New Australian single uses eye-controlled music technology

New Australian single uses eye-controlled music technology

The first Australian single to use eye-controlled music technology is released this week.

It is a team-up by Sydney based musician and producer Steve Balbi and illustrator, writer, author and musician Jessica Irwin.

Irwin has physical limitations due to cerebral palsy, and her mind and eyes are the only things that she has full control over.

Balbi has played in, or produced, Noiseworks, Electric Hippies, Little River Band, Juice, Jenny Morris, Pearls & Swine, Toe to Toe, Vincent Stone, Fyre Byrd and Christine Anu, among many others.

In 1999, he sat in on vocals and guitar for David Bowie’s Hours sessions with Marius de Vries.

Irwin first met Balbi five years ago, after attending one of his gigs.
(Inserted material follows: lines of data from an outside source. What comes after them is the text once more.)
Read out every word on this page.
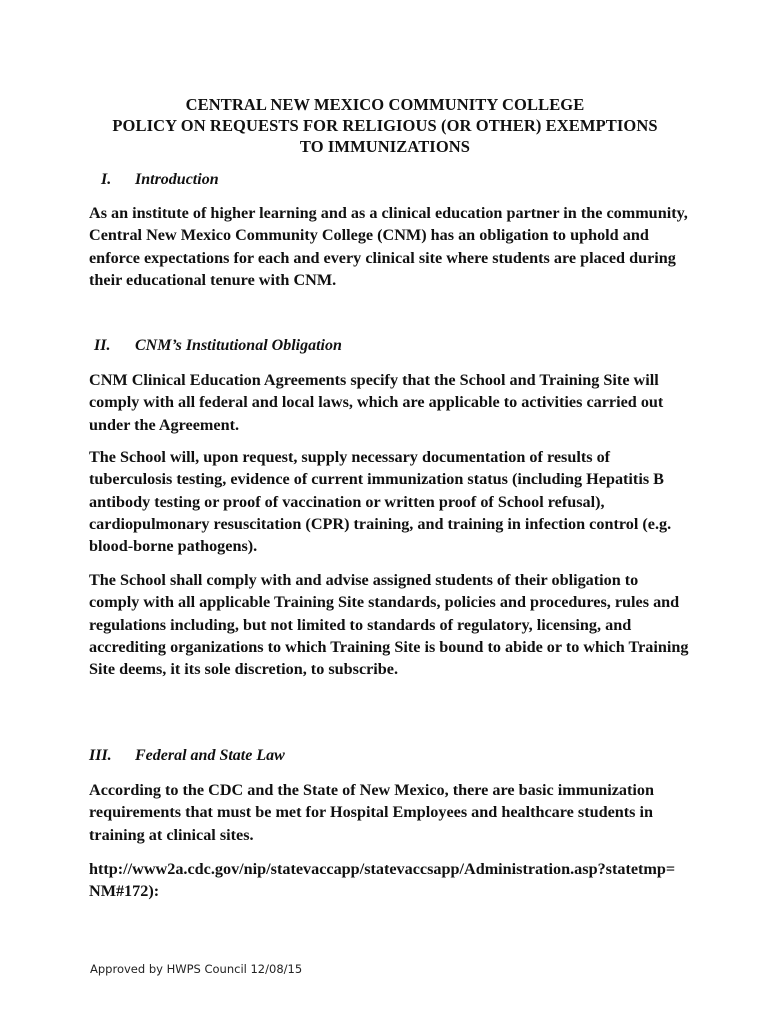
CENTRAL NEW MEXICO COMMUNITY COLLEGE
POLICY ON REQUESTS FOR RELIGIOUS (OR OTHER) EXEMPTIONS
TO IMMUNIZATIONS
I. Introduction

As an institute of higher learning and as a clinical education partner in the community, Central New Mexico Community College (CNM) has an obligation to uphold and enforce expectations for each and every clinical site where students are placed during their educational tenure with CNM.

II. CNM’s Institutional Obligation

CNM Clinical Education Agreements specify that the School and Training Site will comply with all federal and local laws, which are applicable to activities carried out under the Agreement.

The School will, upon request, supply necessary documentation of results of tuberculosis testing, evidence of current immunization status (including Hepatitis B antibody testing or proof of vaccination or written proof of School refusal), cardiopulmonary resuscitation (CPR) training, and training in infection control (e.g. blood-borne pathogens).

The School shall comply with and advise assigned students of their obligation to comply with all applicable Training Site standards, policies and procedures, rules and regulations including, but not limited to standards of regulatory, licensing, and accrediting organizations to which Training Site is bound to abide or to which Training Site deems, it its sole discretion, to subscribe.

III. Federal and State Law

According to the CDC and the State of New Mexico, there are basic immunization requirements that must be met for Hospital Employees and healthcare students in training at clinical sites.

http://www2a.cdc.gov/nip/statevaccapp/statevaccsapp/Administration.asp?statetmp=NM#172):

Approved by HWPS Council 12/08/15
They promised to one day work together.

In 2017 she accompanied Balbi at Telstra Vantage, performing live in front of 3,500 people.
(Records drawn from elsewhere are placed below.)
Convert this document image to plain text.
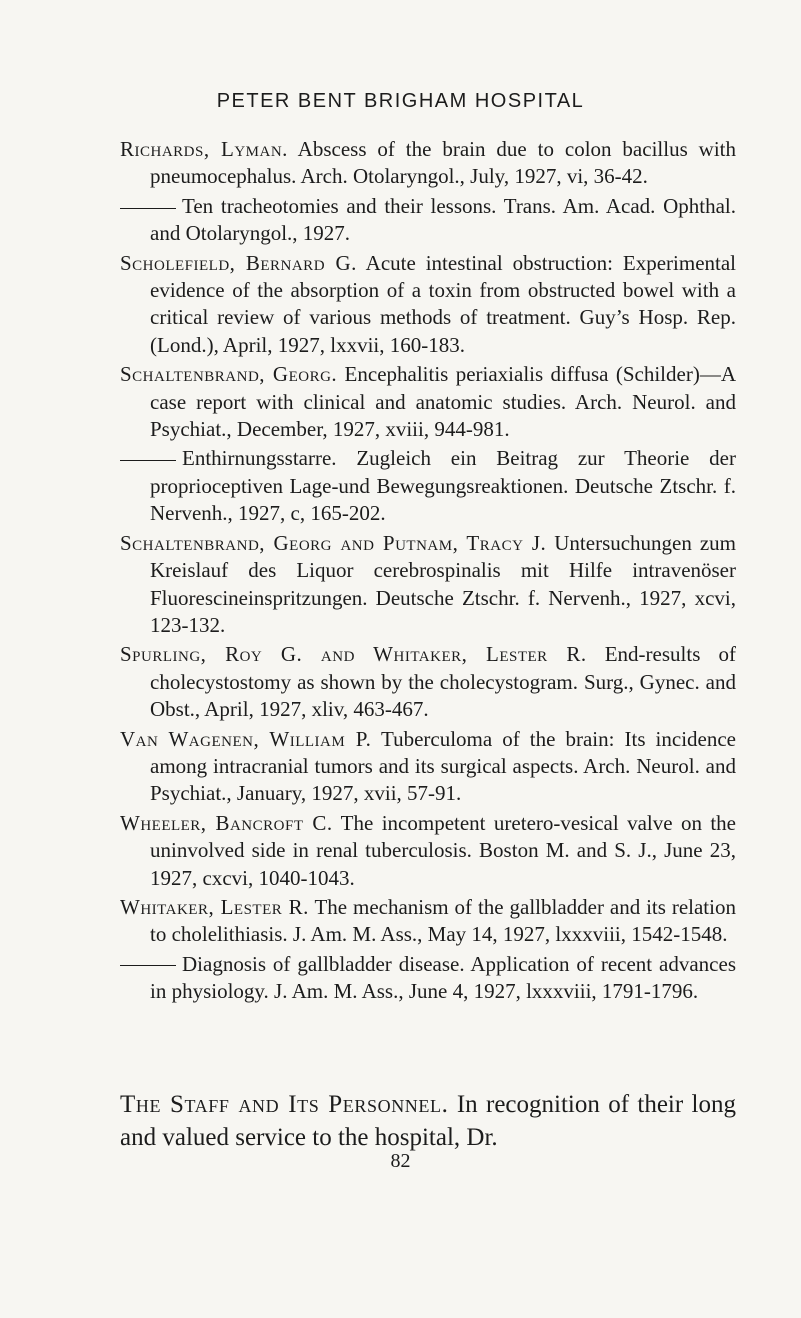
PETER BENT BRIGHAM HOSPITAL

Richards, Lyman. Abscess of the brain due to colon bacillus with pneumocephalus. Arch. Otolaryngol., July, 1927, vi, 36-42.

Ten tracheotomies and their lessons. Trans. Am. Acad. Ophthal. and Otolaryngol., 1927.

Scholefield, Bernard G. Acute intestinal obstruction: Experimental evidence of the absorption of a toxin from obstructed bowel with a critical review of various methods of treatment. Guy’s Hosp. Rep. (Lond.), April, 1927, lxxvii, 160-183.

Schaltenbrand, Georg. Encephalitis periaxialis diffusa (Schilder)—A case report with clinical and anatomic studies. Arch. Neurol. and Psychiat., December, 1927, xviii, 944-981.

Enthirnungsstarre. Zugleich ein Beitrag zur Theorie der proprioceptiven Lage-und Bewegungsreaktionen. Deutsche Ztschr. f. Nervenh., 1927, c, 165-202.

Schaltenbrand, Georg and Putnam, Tracy J. Untersuchungen zum Kreislauf des Liquor cerebrospinalis mit Hilfe intravenöser Fluorescineinspritzungen. Deutsche Ztschr. f. Nervenh., 1927, xcvi, 123-132.

Spurling, Roy G. and Whitaker, Lester R. End-results of cholecystostomy as shown by the cholecystogram. Surg., Gynec. and Obst., April, 1927, xliv, 463-467.

Van Wagenen, William P. Tuberculoma of the brain: Its incidence among intracranial tumors and its surgical aspects. Arch. Neurol. and Psychiat., January, 1927, xvii, 57-91.

Wheeler, Bancroft C. The incompetent uretero-vesical valve on the uninvolved side in renal tuberculosis. Boston M. and S. J., June 23, 1927, cxcvi, 1040-1043.

Whitaker, Lester R. The mechanism of the gallbladder and its relation to cholelithiasis. J. Am. M. Ass., May 14, 1927, lxxxviii, 1542-1548.

Diagnosis of gallbladder disease. Application of recent advances in physiology. J. Am. M. Ass., June 4, 1927, lxxxviii, 1791-1796.

The Staff and Its Personnel. In recognition of their long and valued service to the hospital, Dr.
82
She says, “I’ve always believed that if you can imagine it, you can achieve it. And I’ve always dreamed of making music.

“Today, through the magic of eye-controlled technology, my dream comes true. And what better way to celebrate than to record a single with my friend and mentor, Steve Balbi.”

The technology involved was developed by Australian bio-medical engineer Dr Jordan Nguyen and his team at Psykinetic.

Atmosphere, the eye-controlled music software, allows people living with high-level physical disability to use only their eyes to make music.

The track ‘Winners’, previously on Balbi’s solo album from some years ago, comes with a Psykinetic Mix’ available on digital download and streaming and marks a world first as the first single recorded with the assistance of Atmosphere.

Atmosphere has already featured at numerous world-first performances, with Irwin accompanying the Australian Piano Quartet at the Sydney Opera House and TEDx Salon.

At 20 years of age, a life-changing accident led Dr Jordan to meet a number of his current friends who inspired a strong belief in human potential.

Since then he has worked to create inclusive technologies aimed at improving quality of life and independence for people with disability— 1.4 million Australians (1 in 18) live with severe or profound disability. – through Psykinetic.

Balbi sums up: “This is the place where technology and the human spirit meet.”